Deutschlands Ski-König Felix Neureuther (39) gehörte zu seinen Aktivzeiten zu den besten Kumpels von Österreichs Slalom-Hippie Manuel Feller (31). Angesprochen auf die legendärsten Geschichten, die er mit dem Tiroler erlebt hat, verschlägt es selbst dem sonst so redseligen Bayer die Sprache: «Ähhhh, die darf ich definitiv nicht in der Öffentlichkeit erzählen.»
Nach einer längeren Denkpause beginnt Neureuther dann doch ein bisschen über seinen alten Spezi zu plaudern: «Manuel bewegt sich in einem Freundeskreis, in dem die Reggae-Musik und der damit verknüpfte Lifestyle wichtiger sind als der Skisport. Feller ist so etwas wie die alpine Antwort auf Bob Marley. Und es ist wirklich aussergewöhnlich, dass sich dieser bunte, wohltuende Typ im besonders konservativen System des ÖSV durchsetzen konnte.»

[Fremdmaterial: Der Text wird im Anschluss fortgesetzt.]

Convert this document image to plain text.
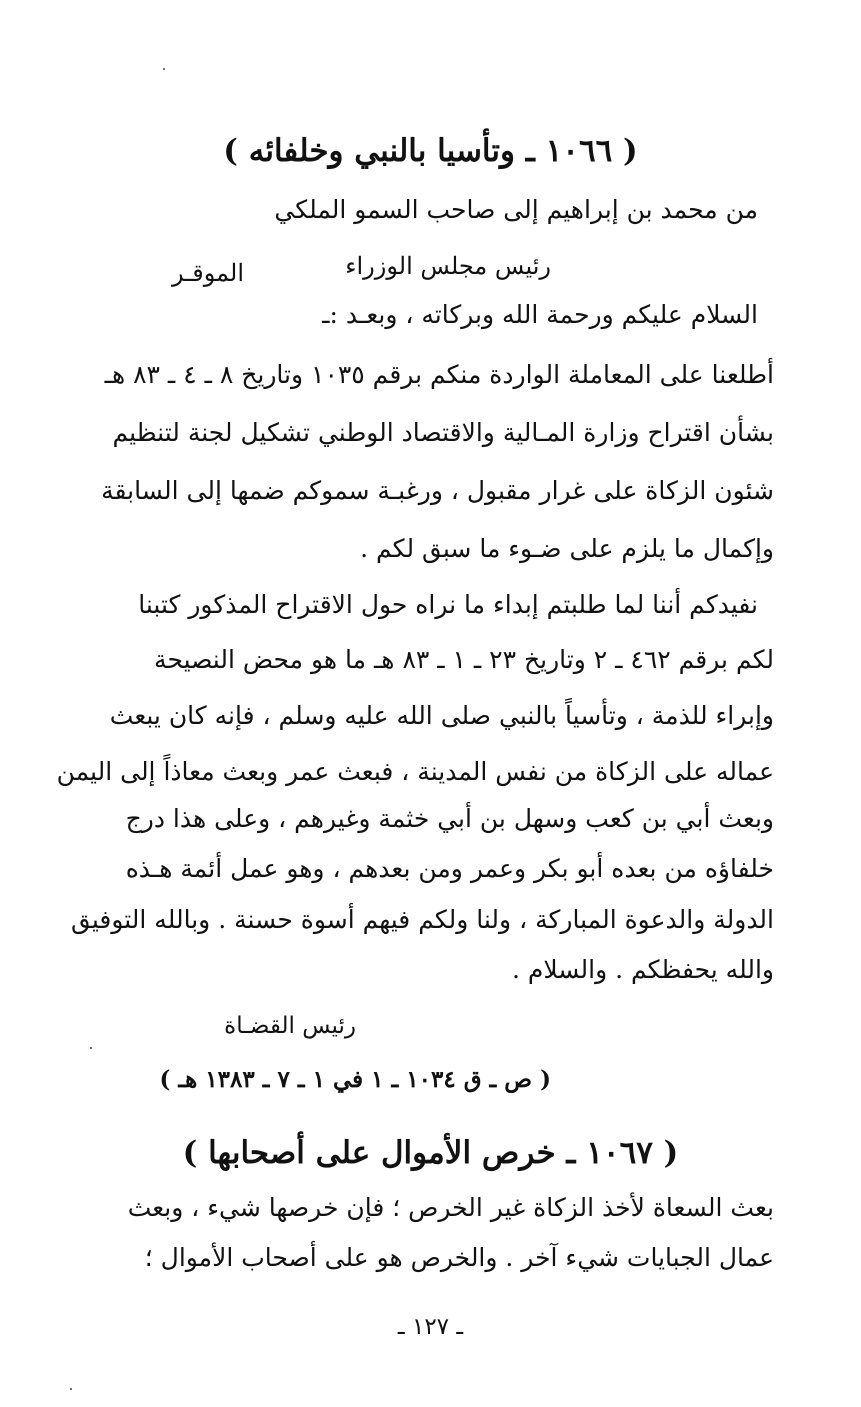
( ١٠٦٦ ـ وتأسيا بالنبي وخلفائه )
من محمد بن إبراهيم إلى صاحب السمو الملكي
رئيس مجلس الوزراء
الموقـر
السلام عليكم ورحمة الله وبركاته ، وبعـد :ـ
أطلعنا على المعاملة الواردة منكم برقم ١٠٣٥ وتاريخ ٨ ـ ٤ ـ ٨٣ هـ
بشأن اقتراح وزارة المـالية والاقتصاد الوطني تشكيل لجنة لتنظيم
شئون الزكاة على غرار مقبول ، ورغبـة سموكم ضمها إلى السابقة
وإكمال ما يلزم على ضـوء ما سبق لكم .
نفيدكم أننا لما طلبتم إبداء ما نراه حول الاقتراح المذكور كتبنا
لكم برقم ٤٦٢ ـ ٢ وتاريخ ٢٣ ـ ١ ـ ٨٣ هـ ما هو محض النصيحة
وإبراء للذمة ، وتأسياً بالنبي صلى الله عليه وسلم ، فإنه كان يبعث
عماله على الزكاة من نفس المدينة ، فبعث عمر وبعث معاذاً إلى اليمن
وبعث أبي بن كعب وسهل بن أبي خثمة وغيرهم ، وعلى هذا درج
خلفاؤه من بعده أبو بكر وعمر ومن بعدهم ، وهو عمل أئمة هـذه
الدولة والدعوة المباركة ، ولنا ولكم فيهم أسوة حسنة . وبالله التوفيق
والله يحفظكم . والسلام .
رئيس القضـاة
( ص ـ ق ١٠٣٤ ـ ١ في ١ ـ ٧ ـ ١٣٨٣ هـ )
( ١٠٦٧ ـ خرص الأموال على أصحابها )
بعث السعاة لأخذ الزكاة غير الخرص ؛ فإن خرصها شيء ، وبعث
عمال الجبايات شيء آخر . والخرص هو على أصحاب الأموال ؛
ـ ١٢٧ ـ
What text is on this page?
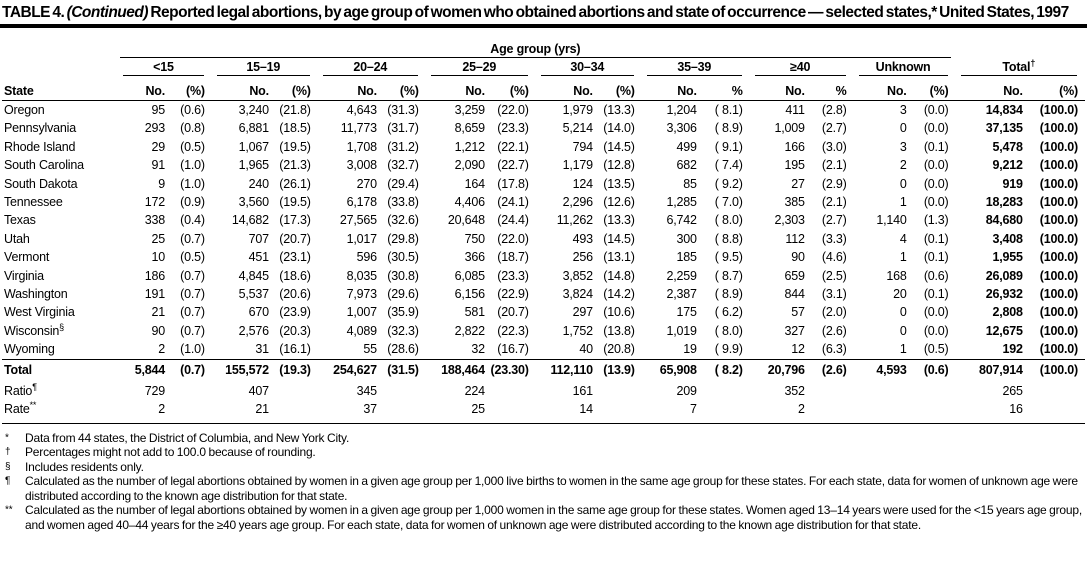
TABLE 4. (Continued) Reported legal abortions, by age group of women who obtained abortions and state of occurrence — selected states,* United States, 1997

	Age group (yrs)																	

	<15		15–19		20–24		25–29		30–34		35–39		≥40		Unknown		Total†

State	No.	(%)	No.	(%)	No.	(%)	No.	(%)	No.	(%)	No.	%	No.	%	No.	(%)	No.	(%)
Oregon	95	(0.6)	3,240	(21.8)	4,643	(31.3)	3,259	(22.0)	1,979	(13.3)	1,204	( 8.1)	411	(2.8)	3	(0.0)	14,834	(100.0)
Pennsylvania	293	(0.8)	6,881	(18.5)	11,773	(31.7)	8,659	(23.3)	5,214	(14.0)	3,306	( 8.9)	1,009	(2.7)	0	(0.0)	37,135	(100.0)
Rhode Island	29	(0.5)	1,067	(19.5)	1,708	(31.2)	1,212	(22.1)	794	(14.5)	499	( 9.1)	166	(3.0)	3	(0.1)	5,478	(100.0)
South Carolina	91	(1.0)	1,965	(21.3)	3,008	(32.7)	2,090	(22.7)	1,179	(12.8)	682	( 7.4)	195	(2.1)	2	(0.0)	9,212	(100.0)
South Dakota	9	(1.0)	240	(26.1)	270	(29.4)	164	(17.8)	124	(13.5)	85	( 9.2)	27	(2.9)	0	(0.0)	919	(100.0)
Tennessee	172	(0.9)	3,560	(19.5)	6,178	(33.8)	4,406	(24.1)	2,296	(12.6)	1,285	( 7.0)	385	(2.1)	1	(0.0)	18,283	(100.0)
Texas	338	(0.4)	14,682	(17.3)	27,565	(32.6)	20,648	(24.4)	11,262	(13.3)	6,742	( 8.0)	2,303	(2.7)	1,140	(1.3)	84,680	(100.0)
Utah	25	(0.7)	707	(20.7)	1,017	(29.8)	750	(22.0)	493	(14.5)	300	( 8.8)	112	(3.3)	4	(0.1)	3,408	(100.0)
Vermont	10	(0.5)	451	(23.1)	596	(30.5)	366	(18.7)	256	(13.1)	185	( 9.5)	90	(4.6)	1	(0.1)	1,955	(100.0)
Virginia	186	(0.7)	4,845	(18.6)	8,035	(30.8)	6,085	(23.3)	3,852	(14.8)	2,259	( 8.7)	659	(2.5)	168	(0.6)	26,089	(100.0)
Washington	191	(0.7)	5,537	(20.6)	7,973	(29.6)	6,156	(22.9)	3,824	(14.2)	2,387	( 8.9)	844	(3.1)	20	(0.1)	26,932	(100.0)
West Virginia	21	(0.7)	670	(23.9)	1,007	(35.9)	581	(20.7)	297	(10.6)	175	( 6.2)	57	(2.0)	0	(0.0)	2,808	(100.0)
Wisconsin§	90	(0.7)	2,576	(20.3)	4,089	(32.3)	2,822	(22.3)	1,752	(13.8)	1,019	( 8.0)	327	(2.6)	0	(0.0)	12,675	(100.0)
Wyoming	2	(1.0)	31	(16.1)	55	(28.6)	32	(16.7)	40	(20.8)	19	( 9.9)	12	(6.3)	1	(0.5)	192	(100.0)
Total	5,844	(0.7)	155,572	(19.3)	254,627	(31.5)	188,464	(23.30)	112,110	(13.9)	65,908	( 8.2)	20,796	(2.6)	4,593	(0.6)	807,914	(100.0)
Ratio¶	729		407		345		224		161		209		352				265	
Rate**	2		21		37		25		14		7		2				16	
*	Data from 44 states, the District of Columbia, and New York City.
†	Percentages might not add to 100.0 because of rounding.
§	Includes residents only.
¶	Calculated as the number of legal abortions obtained by women in a given age group per 1,000 live births to women in the same age group for these states. For each state, data for women of unknown age were distributed according to the known age distribution for that state.
**	Calculated as the number of legal abortions obtained by women in a given age group per 1,000 women in the same age group for these states. Women aged 13–14 years were used for the <15 years age group, and women aged 40–44 years for the ≥40 years age group. For each state, data for women of unknown age were distributed according to the known age distribution for that state.
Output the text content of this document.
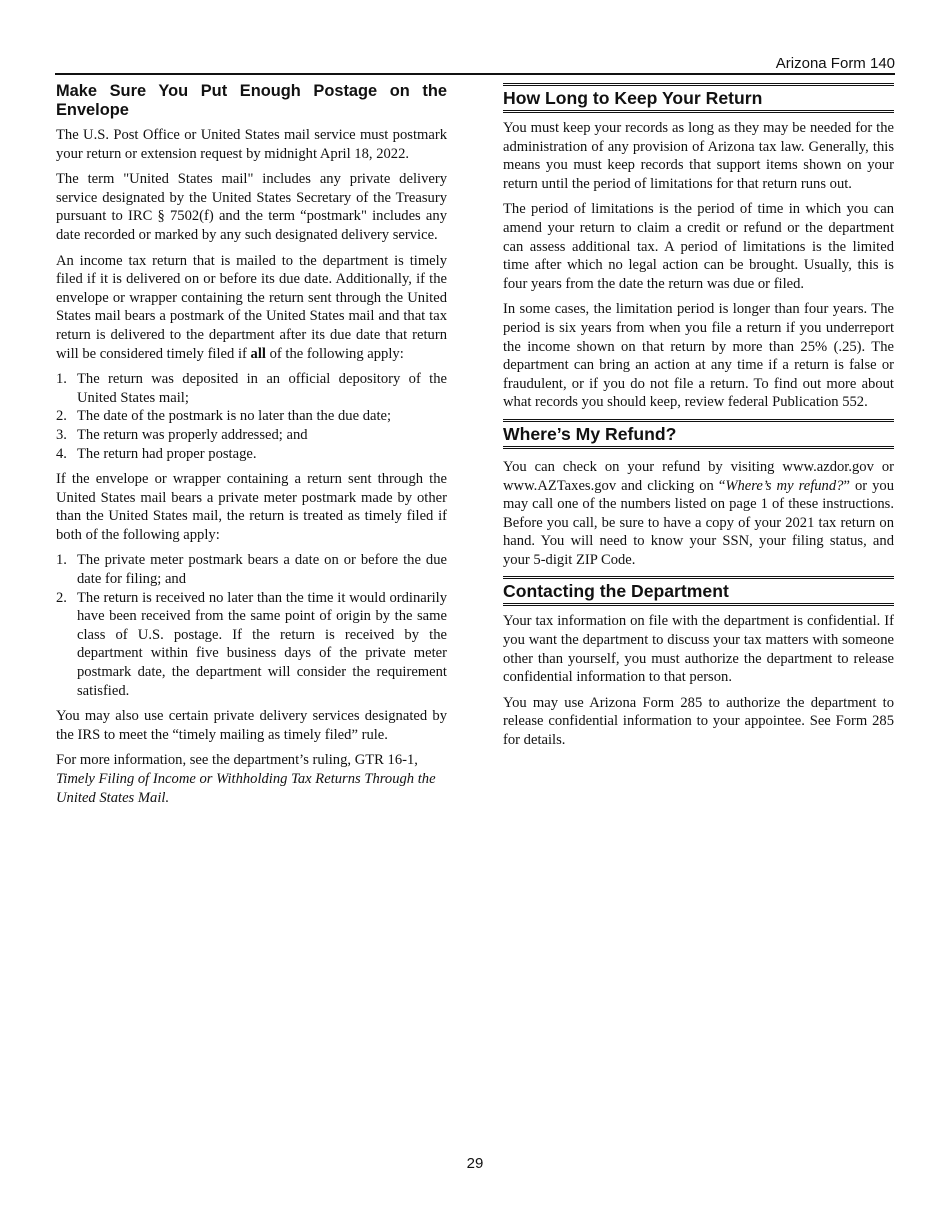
Arizona Form 140
Make Sure You Put Enough Postage on the Envelope

The U.S. Post Office or United States mail service must postmark your return or extension request by midnight April 18, 2022.

The term "United States mail" includes any private delivery service designated by the United States Secretary of the Treasury pursuant to IRC § 7502(f) and the term “postmark" includes any date recorded or marked by any such designated delivery service.

An income tax return that is mailed to the department is timely filed if it is delivered on or before its due date. Additionally, if the envelope or wrapper containing the return sent through the United States mail bears a postmark of the United States mail and that tax return is delivered to the department after its due date that return will be considered timely filed if all of the following apply:

1. The return was deposited in an official depository of the United States mail;
2. The date of the postmark is no later than the due date;
3. The return was properly addressed; and
4. The return had proper postage.

If the envelope or wrapper containing a return sent through the United States mail bears a private meter postmark made by other than the United States mail, the return is treated as timely filed if both of the following apply:

1. The private meter postmark bears a date on or before the due date for filing; and
2. The return is received no later than the time it would ordinarily have been received from the same point of origin by the same class of U.S. postage. If the return is received by the department within five business days of the private meter postmark date, the department will consider the requirement satisfied.

You may also use certain private delivery services designated by the IRS to meet the “timely mailing as timely filed” rule.

For more information, see the department’s ruling, GTR 16-1, Timely Filing of Income or Withholding Tax Returns Through the United States Mail.

How Long to Keep Your Return

You must keep your records as long as they may be needed for the administration of any provision of Arizona tax law. Generally, this means you must keep records that support items shown on your return until the period of limitations for that return runs out.

The period of limitations is the period of time in which you can amend your return to claim a credit or refund or the department can assess additional tax. A period of limitations is the limited time after which no legal action can be brought. Usually, this is four years from the date the return was due or filed.

In some cases, the limitation period is longer than four years. The period is six years from when you file a return if you underreport the income shown on that return by more than 25% (.25). The department can bring an action at any time if a return is false or fraudulent, or if you do not file a return. To find out more about what records you should keep, review federal Publication 552.

Where’s My Refund?

You can check on your refund by visiting www.azdor.gov or www.AZTaxes.gov and clicking on “Where’s my refund?” or you may call one of the numbers listed on page 1 of these instructions. Before you call, be sure to have a copy of your 2021 tax return on hand. You will need to know your SSN, your filing status, and your 5-digit ZIP Code.

Contacting the Department

Your tax information on file with the department is confidential. If you want the department to discuss your tax matters with someone other than yourself, you must authorize the department to release confidential information to that person.

You may use Arizona Form 285 to authorize the department to release confidential information to your appointee. See Form 285 for details.

29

«Love and Peace» gepaart mit harten Raps
Das Liedgut und die Lebensweisheiten von Bob Marley (1945–1981) stellen für den unweit von Kitzbühel (Ö) in der Gemeinde Fieberbrun aufgewachsenen Feller tatsächlich eine wichtige Inspirationsquelle dar. Deshalb tuckert der zweifache Familienvater nach der harten Winter-Saison gerne durch Jamaika, wo er auch schon barfuss und mit einer Kerze in der Hand das Grab von Marley besucht hat. Vor der vergangenen WM in Méribel (Fr) hat der 31-Jährige selber eine Reggae-Single unter dem Titel «Frau Holle» herausgebracht. «Ich war schon fünfmal im Jamaika im Urlaub, ich habe dort einige Freunde kennengelernt. Und der Reggae-Sound hilft mir, um herunterzukommen.»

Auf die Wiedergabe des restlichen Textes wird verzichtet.